Elisabeth Scheder-Bieschin

43 Inverness Street, together with Silver Jungle, is pleased to announce the first solo exhibition of cyanotypes by photographer Elisabeth Scheder-Bieschin.

In 2013, missing both her dark room and her mother who had died that year, Scheder-Bieschin turned to making cyanoprints, one of the earliest forms of photography. No camera is needed and instead sunlight and light-sensitive chemicals are used to record an image onto paper. In her first experiments with the process, she used the sun to create photograms of her mothers possessions and from that she developed a series of prints. The prints on display are a hybrid of both early and modern photographic techniques.

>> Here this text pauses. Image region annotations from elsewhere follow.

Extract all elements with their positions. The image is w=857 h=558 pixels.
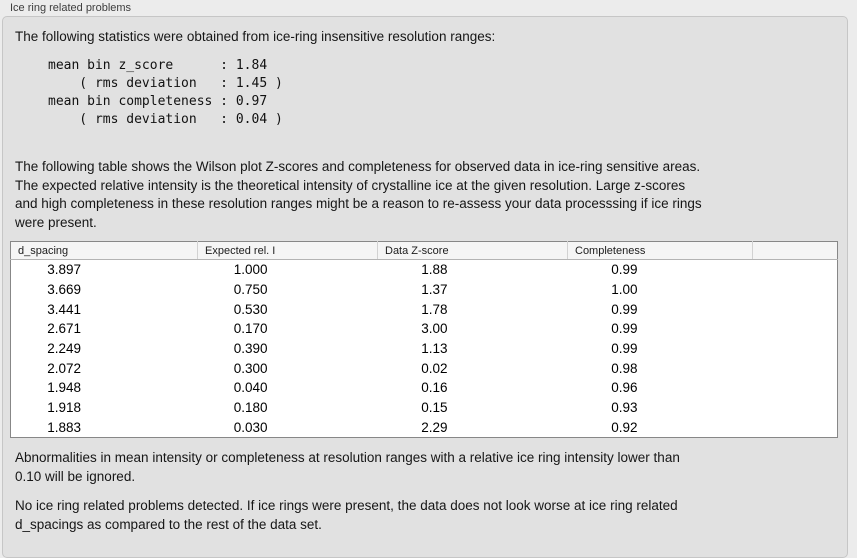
table-cell: 1.88 [421,262,448,278]
stats-values-block: mean bin z_score : 1.84 ( rms deviation … [48,58,283,127]
table-cell [753,319,838,339]
stats-intro-text: The following statistics were obtained f… [15,29,496,44]
table-cell: 0.16 [421,380,448,396]
ice-ring-table: d_spacing Expected rel. I Data Z-score C… [10,241,838,439]
table-cell: 0.99 [611,262,638,278]
table-cell: 2.671 [47,321,81,337]
table-cell: 1.000 [233,262,268,278]
conclusion-text: No ice ring related problems detected. I… [15,498,678,532]
table-body: 3.897 1.000 1.88 0.99 3.669 0.750 1.37 1.00 3.44… [11,260,838,438]
table-row[interactable]: 2.072 0.300 0.02 0.98 [11,358,838,378]
table-cell: 1.948 [47,380,81,396]
table-row[interactable]: 1.918 0.180 0.15 0.93 [11,398,838,418]
table-row[interactable]: 3.897 1.000 1.88 0.99 [11,260,838,280]
table-cell: 0.530 [233,301,268,317]
table-cell: 3.669 [47,282,81,298]
table-cell: 1.13 [421,341,448,357]
table-header-row: d_spacing Expected rel. I Data Z-score C… [10,241,838,260]
table-cell: 1.883 [47,419,81,435]
table-cell: 1.37 [421,282,448,298]
table-cell: 0.93 [611,400,638,416]
table-row[interactable]: 1.883 0.030 2.29 0.92 [11,418,838,438]
table-cell: 3.00 [421,321,448,337]
table-cell: 1.00 [611,282,638,298]
table-row[interactable]: 1.948 0.040 0.16 0.96 [11,378,838,398]
table-cell: 0.180 [233,400,268,416]
table-cell [753,339,838,359]
column-header-expected-i[interactable]: Expected rel. I [197,241,378,260]
table-cell: 0.170 [233,321,268,337]
table-cell: 2.249 [47,341,81,357]
column-header-d-spacing[interactable]: d_spacing [10,241,198,260]
table-cell: 1.918 [47,400,81,416]
table-cell [753,358,838,378]
table-cell [753,280,838,300]
table-cell: 0.99 [611,301,638,317]
column-header-empty [752,241,838,260]
table-row[interactable]: 3.441 0.530 1.78 0.99 [11,299,838,319]
table-cell: 0.040 [233,380,268,396]
table-row[interactable]: 3.669 0.750 1.37 1.00 [11,280,838,300]
table-cell: 0.96 [611,380,638,396]
table-cell: 3.897 [47,262,81,278]
table-row[interactable]: 2.671 0.170 3.00 0.99 [11,319,838,339]
table-cell: 0.750 [233,282,268,298]
table-cell: 0.98 [611,360,638,376]
table-cell: 0.300 [233,360,268,376]
panel-title: Ice ring related problems [10,2,132,14]
table-cell [753,398,838,418]
ignore-rule-text: Abnormalities in mean intensity or compl… [15,450,680,484]
table-cell: 1.78 [421,301,448,317]
ice-ring-group-box: The following statistics were obtained f… [2,16,848,558]
table-cell: 0.02 [421,360,448,376]
table-cell: 0.030 [233,419,268,435]
table-cell [753,299,838,319]
table-cell: 0.15 [421,400,448,416]
table-cell: 0.92 [611,419,638,435]
table-cell [753,378,838,398]
column-header-data-zscore[interactable]: Data Z-score [377,241,568,260]
table-row[interactable]: 2.249 0.390 1.13 0.99 [11,339,838,359]
table-description-text: The following table shows the Wilson plo… [15,159,702,230]
table-cell: 2.29 [421,419,448,435]
table-cell: 2.072 [47,360,81,376]
table-cell [753,260,838,280]
table-cell [753,418,838,438]
table-cell: 0.390 [233,341,268,357]
table-cell: 3.441 [47,301,81,317]
table-cell: 0.99 [611,321,638,337]
column-header-completeness[interactable]: Completeness [567,241,753,260]
table-cell: 0.99 [611,341,638,357]
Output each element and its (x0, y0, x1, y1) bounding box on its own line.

The simplicity of the images and the subject matter – a feather, a butterfly wing, the windborne seeds of a dandelion – gives no indication of the evolving experimentation or the significance that an image might have for the artist. Traces of nostalgia and the clutter of decision-making, judgement, rejection and manipulation are left behind. So, too, are the myriad observations of daily life and the historic influences stretching back to Sir John Herschel who first discovered the cyanotype process in 1842. Sheder-Bieschin has distilled all of these, if not shed them entirely, in order to allow the object itself to communicate its own serenity.

Published in small editions, each one is hand-printed by the artist.